Menyikapi kompleksitas masalah ini, seruan untuk menghentikan praktik sound horeg yang mengganggu semakin kuat. Masyarakat diajak untuk menjaga ketertiban dan kenyamanan lingkungan. “Hiburan kita jangan sampai menjadi bencana bagi orang lain, apalagi sampai melanggar ketentuan syariat,” imbau seorang tokoh masyarakat. “Jika benar-benar cinta damai dan menginginkan kebaikan, sudah saatnya menghentikan sound horeg yang merusak dan mengganggu. Suara kita adalah tanggung jawab kita.”
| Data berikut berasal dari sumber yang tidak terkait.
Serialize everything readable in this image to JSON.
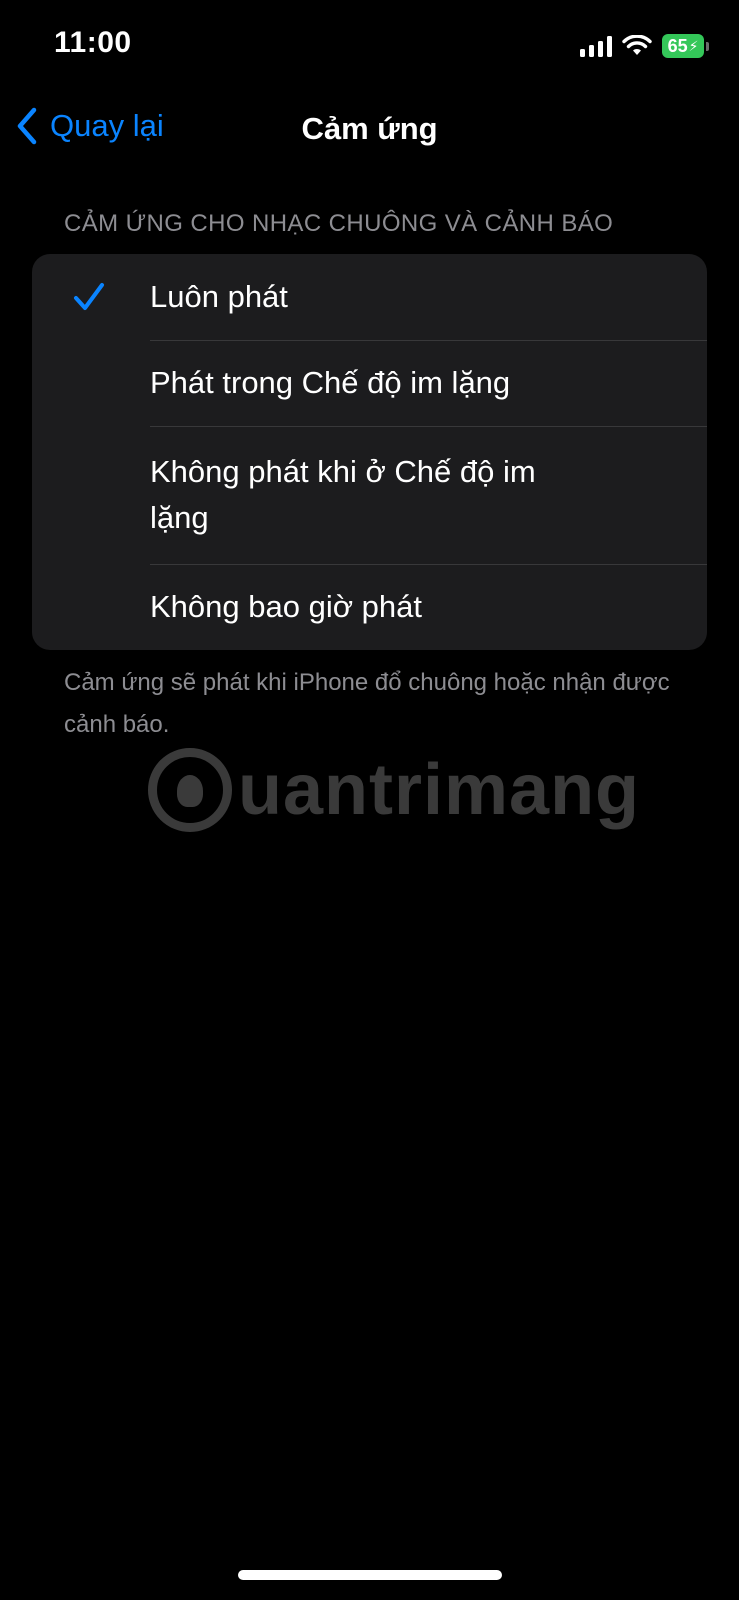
{
  "status_bar": {
    "time": "11:00",
    "battery_level": "65",
    "icons": [
      "signal-icon",
      "wifi-icon",
      "battery-charging-icon"
    ],
    "battery_color": "#34c759"
  },
  "nav": {
    "back_label": "Quay lại",
    "title": "Cảm ứng",
    "accent_color": "#0a84ff"
  },
  "section": {
    "header": "CẢM ỨNG CHO NHẠC CHUÔNG VÀ CẢNH BÁO",
    "options": [
      {
        "label": "Luôn phát",
        "selected": true
      },
      {
        "label": "Phát trong Chế độ im lặng",
        "selected": false
      },
      {
        "label": "Không phát khi ở Chế độ im lặng",
        "selected": false
      },
      {
        "label": "Không bao giờ phát",
        "selected": false
      }
    ],
    "footer": "Cảm ứng sẽ phát khi iPhone đổ chuông hoặc nhận được cảnh báo."
  },
  "watermark": {
    "text": "uantrimang"
  }
}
Tekanan kini tidak hanya datang dari masyarakat yang resah, tetapi juga dari perspektif agama yang jelas melarang penganiayaan dan pengganggu ketenangan. Tindakan konkret dari pihak berwenang ditunggu untuk menertibkan praktik yang telah meresahkan dan merugikan banyak pihak ini, demi terciptanya lingkungan yang aman, nyaman, dan sesuai dengan nilai-nilai sosial maupun agama.